We all want the best for our children. Young people today appear to seamlessly navigate physical and online environments that may be very different to those of our own childhoods.
Although online developments provide opportunities – from building support networks to finding information and entertainment, they can also present dangers to children that can be difficult to spot.
It’s hard to keep up with the rapid changes of the digital world, with new apps, social networks and interactive games. This can sometimes mean that children know more about it than we do. Even if you are not a digital expert, there are some helpful steps you can take to keep your child safe online:
1. Be as interested in your child’s digital life as you are in their school life
Having positive conversations about the internet with your child shows you are interested in the things that they are. This will help you understand the platforms they are using and mean you can give them tips about staying safe online without it feeling like a ‘lecture’. These conversations will also build trust, allowing your child to talk to you without judgement if they ever find themselves in a difficult situation online.
2. Discuss what healthy and unhealthy online behaviour looks like
Dangers can come not only from befriending strangers online, but from interactions with peers and friends of friends. Rather than give messages about stranger danger, it is more effective to talk about what healthy and unhealthy online behaviour looks like. This, dependent on age, might include:
- Talking about sexting (sending naked or semi-naked pictures)

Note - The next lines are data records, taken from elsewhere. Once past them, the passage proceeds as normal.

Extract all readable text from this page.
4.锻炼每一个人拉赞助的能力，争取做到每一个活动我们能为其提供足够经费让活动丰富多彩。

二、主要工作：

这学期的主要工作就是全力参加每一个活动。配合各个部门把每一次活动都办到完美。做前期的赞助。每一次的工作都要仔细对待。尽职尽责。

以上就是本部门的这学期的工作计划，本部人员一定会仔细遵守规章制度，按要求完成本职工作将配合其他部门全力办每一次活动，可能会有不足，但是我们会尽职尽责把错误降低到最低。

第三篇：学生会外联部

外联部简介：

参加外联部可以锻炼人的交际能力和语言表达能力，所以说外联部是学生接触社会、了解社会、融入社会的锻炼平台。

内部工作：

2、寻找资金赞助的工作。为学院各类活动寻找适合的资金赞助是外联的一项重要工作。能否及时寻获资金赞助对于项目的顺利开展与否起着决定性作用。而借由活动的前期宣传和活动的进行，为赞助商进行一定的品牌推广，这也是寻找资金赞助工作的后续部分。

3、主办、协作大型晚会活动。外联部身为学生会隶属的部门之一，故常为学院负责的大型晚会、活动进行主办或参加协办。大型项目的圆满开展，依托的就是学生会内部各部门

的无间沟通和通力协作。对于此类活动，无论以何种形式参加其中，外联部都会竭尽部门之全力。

- Trolling (harassment and bullying)
- Sharing personal information
- Not adding unknown people to chat groups, games or friend lists
- Accessing pornography and the impact this can have on skewing ideas of consent and healthy relationships
- Identifying if someone is using grooming techniques with the aim to exploit or hurt someone
3. Encourage your child to use age-appropriate sites
Many young children will want to access sites that are meant for adults or teenagers. While this is natural, it may present risks. Review the safety features of each site and talk to your child about age guidelines and why they exist. This will help them identify safer and more appropriate online spaces.

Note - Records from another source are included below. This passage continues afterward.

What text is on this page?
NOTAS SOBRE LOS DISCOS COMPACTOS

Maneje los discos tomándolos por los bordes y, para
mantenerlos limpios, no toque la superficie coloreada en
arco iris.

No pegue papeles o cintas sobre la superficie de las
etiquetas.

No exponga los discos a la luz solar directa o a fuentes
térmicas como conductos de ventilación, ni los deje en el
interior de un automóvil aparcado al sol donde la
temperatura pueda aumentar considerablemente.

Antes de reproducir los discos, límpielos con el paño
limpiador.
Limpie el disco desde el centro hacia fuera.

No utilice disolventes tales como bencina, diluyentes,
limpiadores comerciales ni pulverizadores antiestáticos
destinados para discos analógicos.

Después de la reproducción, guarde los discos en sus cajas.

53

4. Enable your child to have digital access in the same physical space as you
Being in the same room as your child when they are online not only helps you know what they are accessing, it enables you to pick up on non-verbal clues as to whether their online life is a happy and safe one. It also provides an opportunity to react to both positive and negative impacts that being online might have on your child.
5. Discuss how information can be shared online and agree privacy settings
Talk to your child about what information they share online and who they would want to see this. It can be helpful to give some scenarios about how sharing private information with one person could be captured by screenshot and shared so that others can see it. Set your child’s privacy controls accordingly – then check them regularly as some sites automatically revert privacy settings to a lower level after releasing an update.

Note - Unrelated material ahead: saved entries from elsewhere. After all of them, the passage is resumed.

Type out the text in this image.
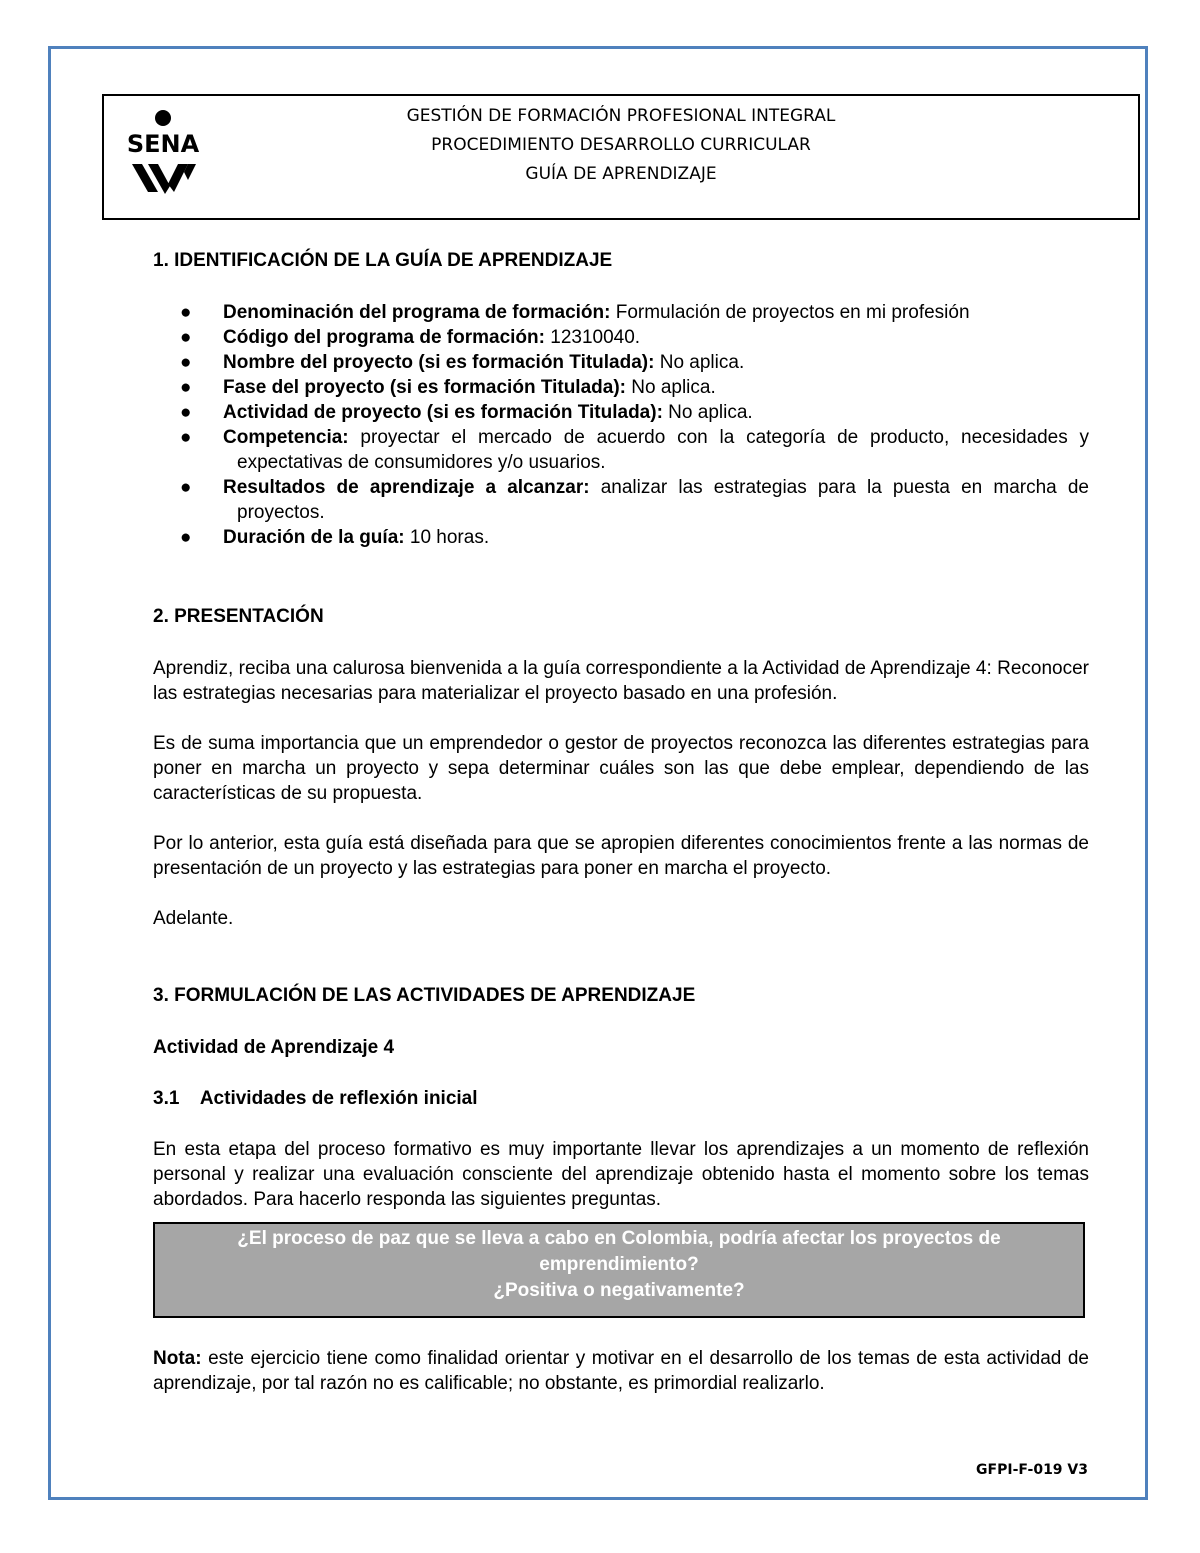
SENA
GESTIÓN DE FORMACIÓN PROFESIONAL INTEGRAL
PROCEDIMIENTO DESARROLLO CURRICULAR
GUÍA DE APRENDIZAJE
1. IDENTIFICACIÓN DE LA GUÍA DE APRENDIZAJE
● Denominación del programa de formación: Formulación de proyectos en mi profesión
● Código del programa de formación: 12310040.
● Nombre del proyecto (si es formación Titulada): No aplica.
● Fase del proyecto (si es formación Titulada): No aplica.
● Actividad de proyecto (si es formación Titulada): No aplica.
● Competencia: proyectar el mercado de acuerdo con la categoría de producto, necesidades y expectativas de consumidores y/o usuarios.
● Resultados de aprendizaje a alcanzar: analizar las estrategias para la puesta en marcha de proyectos.
● Duración de la guía: 10 horas.
2. PRESENTACIÓN

Aprendiz, reciba una calurosa bienvenida a la guía correspondiente a la Actividad de Aprendizaje 4: Reconocer las estrategias necesarias para materializar el proyecto basado en una profesión.

Es de suma importancia que un emprendedor o gestor de proyectos reconozca las diferentes estrategias para poner en marcha un proyecto y sepa determinar cuáles son las que debe emplear, dependiendo de las características de su propuesta.

Por lo anterior, esta guía está diseñada para que se apropien diferentes conocimientos frente a las normas de presentación de un proyecto y las estrategias para poner en marcha el proyecto.

Adelante.

3. FORMULACIÓN DE LAS ACTIVIDADES DE APRENDIZAJE
Actividad de Aprendizaje 4
3.1    Actividades de reflexión inicial

En esta etapa del proceso formativo es muy importante llevar los aprendizajes a un momento de reflexión personal y realizar una evaluación consciente del aprendizaje obtenido hasta el momento sobre los temas abordados. Para hacerlo responda las siguientes preguntas.

¿El proceso de paz que se lleva a cabo en Colombia, podría afectar los proyectos de emprendimiento?
¿Positiva o negativamente?

Nota: este ejercicio tiene como finalidad orientar y motivar en el desarrollo de los temas de esta actividad de aprendizaje, por tal razón no es calificable; no obstante, es primordial realizarlo.

GFPI-F-019 V3
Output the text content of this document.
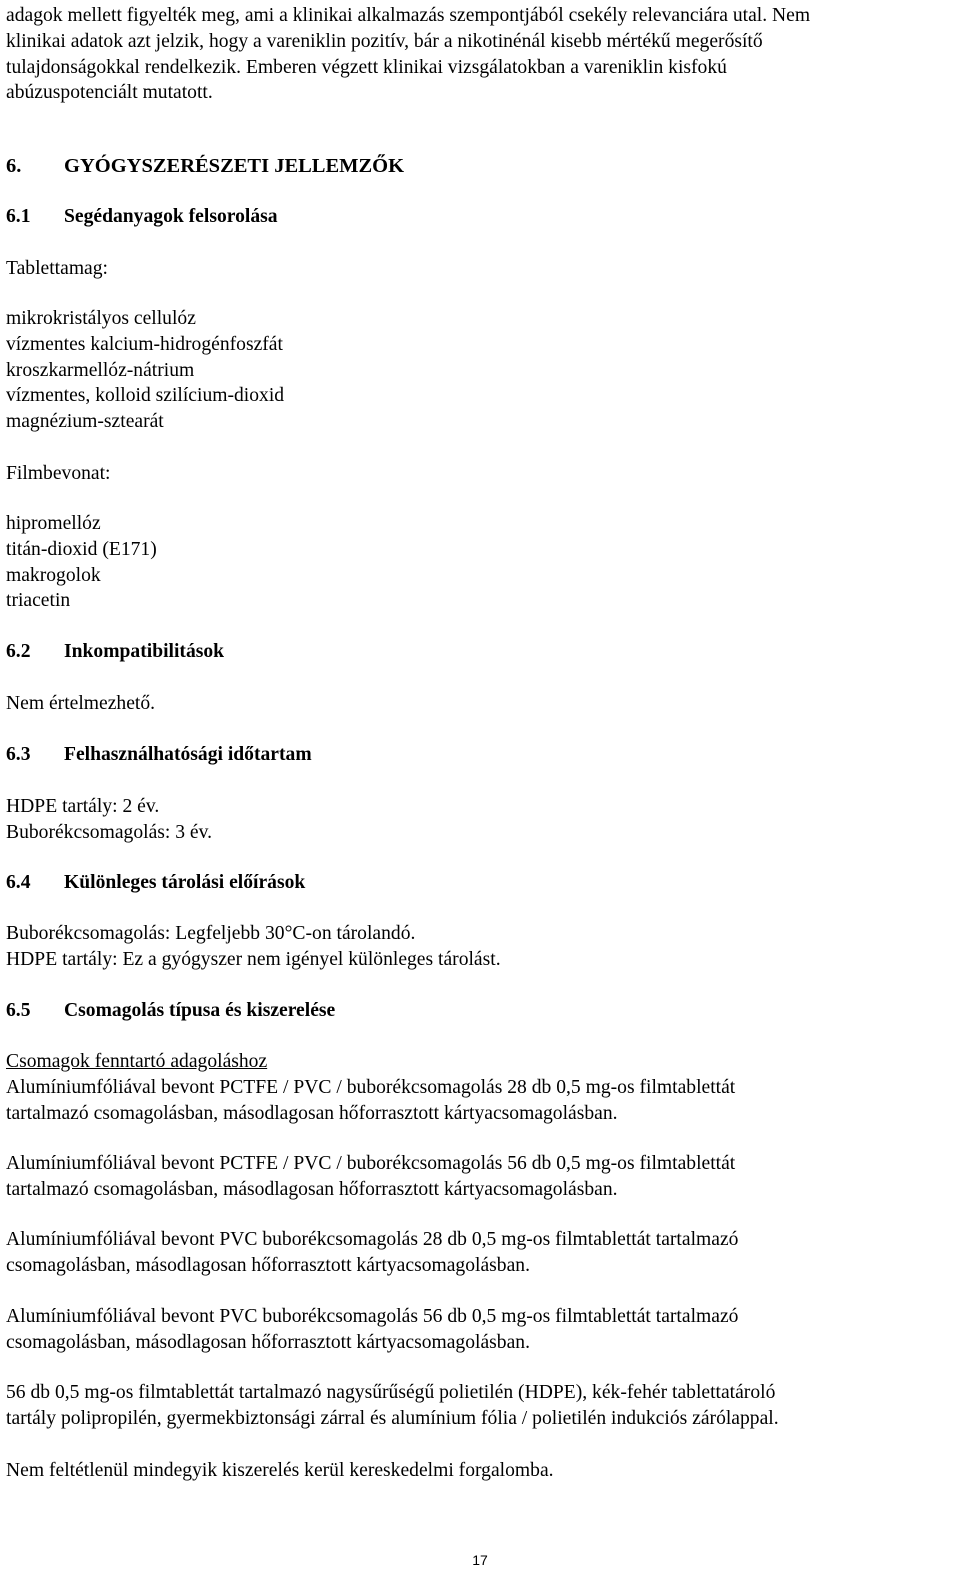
adagok mellett figyelték meg, ami a klinikai alkalmazás szempontjából csekély relevanciára utal. Nem
klinikai adatok azt jelzik, hogy a vareniklin pozitív, bár a nikotinénál kisebb mértékű megerősítő
tulajdonságokkal rendelkezik. Emberen végzett klinikai vizsgálatokban a vareniklin kisfokú
abúzuspotenciált mutatott.
6. GYÓGYSZERÉSZETI JELLEMZŐK
6.1 Segédanyagok felsorolása
Tablettamag:
mikrokristályos cellulóz
vízmentes kalcium-hidrogénfoszfát
kroszkarmellóz-nátrium
vízmentes, kolloid szilícium-dioxid
magnézium-sztearát
Filmbevonat:
hipromellóz
titán-dioxid (E171)
makrogolok
triacetin
6.2 Inkompatibilitások
Nem értelmezhető.
6.3 Felhasználhatósági időtartam
HDPE tartály: 2 év.
Buborékcsomagolás: 3 év.
6.4 Különleges tárolási előírások
Buborékcsomagolás: Legfeljebb 30°C-on tárolandó.
HDPE tartály: Ez a gyógyszer nem igényel különleges tárolást.
6.5 Csomagolás típusa és kiszerelése
Csomagok fenntartó adagoláshoz
Alumíniumfóliával bevont PCTFE / PVC / buborékcsomagolás 28 db 0,5 mg-os filmtablettát
tartalmazó csomagolásban, másodlagosan hőforrasztott kártyacsomagolásban.
Alumíniumfóliával bevont PCTFE / PVC / buborékcsomagolás 56 db 0,5 mg-os filmtablettát
tartalmazó csomagolásban, másodlagosan hőforrasztott kártyacsomagolásban.
Alumíniumfóliával bevont PVC buborékcsomagolás 28 db 0,5 mg-os filmtablettát tartalmazó
csomagolásban, másodlagosan hőforrasztott kártyacsomagolásban.
Alumíniumfóliával bevont PVC buborékcsomagolás 56 db 0,5 mg-os filmtablettát tartalmazó
csomagolásban, másodlagosan hőforrasztott kártyacsomagolásban.
56 db 0,5 mg-os filmtablettát tartalmazó nagysűrűségű polietilén (HDPE), kék-fehér tablettatároló
tartály polipropilén, gyermekbiztonsági zárral és alumínium fólia / polietilén indukciós zárólappal.
Nem feltétlenül mindegyik kiszerelés kerül kereskedelmi forgalomba.
17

Although sexual exploitation, online bullying and stalking affects increasing numbers of children year on year, by following the above steps you can help safeguard your child.
As a parent or carer, the most important way you can help is by maintaining an open dialogue with them about their online activity. Along with being there to help them if they are targeted or get into difficulty, this will help enable them to navigate the online world while making safer choices.